The president of the College Board sent an e-mail to the group’s members yesterday apologizing for scoring problems on the SAT exam. He pledged the organization would learn from the experience.

“This situation has tested us. It has tested me,” Gaston Caperton wrote in an e-mail to members of the nonprofit College Board, which owns the SAT. “We could not be more sorry that this happened or more determined to learn from our experience and to press on more vigorously than ever with our educational mission.”

The board’s membership includes high schools, colleges and nonprofit groups.

Trouble with the October SAT sitting was first revealed in early March, followed by two announcements in subsequent weeks about problems with rescoring the exam. The disclosures came at the height of the admissions season, forcing many colleges to reopen files just as they were trying to make final decisions.

Eventually, the College Board reported 4,411 of the 495,000 October test-takers received incorrectly low scores, 83 percent of them off by 40 points or less across the 2,400-point exam. In the worst case, an exam was off by 450 points.

Mr. Caperton’s note contained no significant new information about the problems, but did address criticism the College Board has faced for not re-reporting the scores of 613 students who received incorrectly high scores on the exam. Some admissions officers said those students may be unfairly taking admissions or scholarship slots from more deserving candidates.

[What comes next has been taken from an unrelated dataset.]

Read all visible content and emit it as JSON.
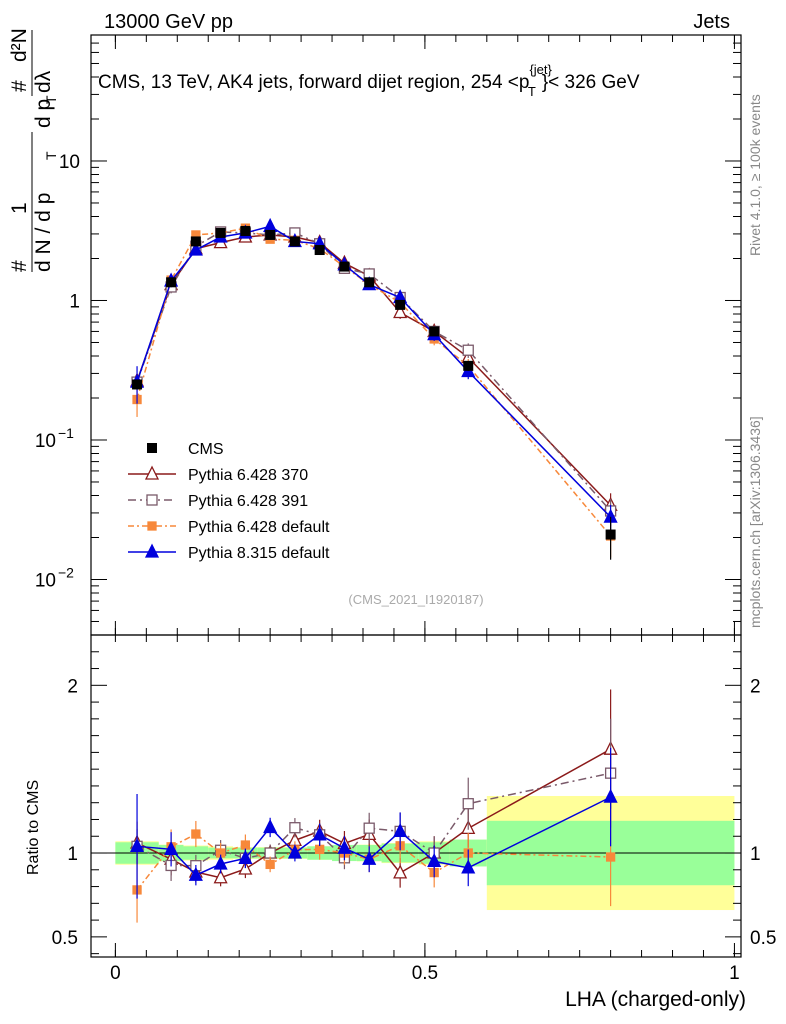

Mr. Caperton said it would be unfair to lower the scores of students now that it is too late for them to take the test again. However, Mr. Caperton said the policy of not penalizing students for technical errors that work in their favor would be revisited by the SAT committee in May, at the request of some members.

“I personally have learned a great deal during this period,” wrote Mr. Caperton, a former governor of West Virginia. “Often, pain accompanies learning so I cannot say I have enjoyed this experience, and neither has anyone else at the College Board.”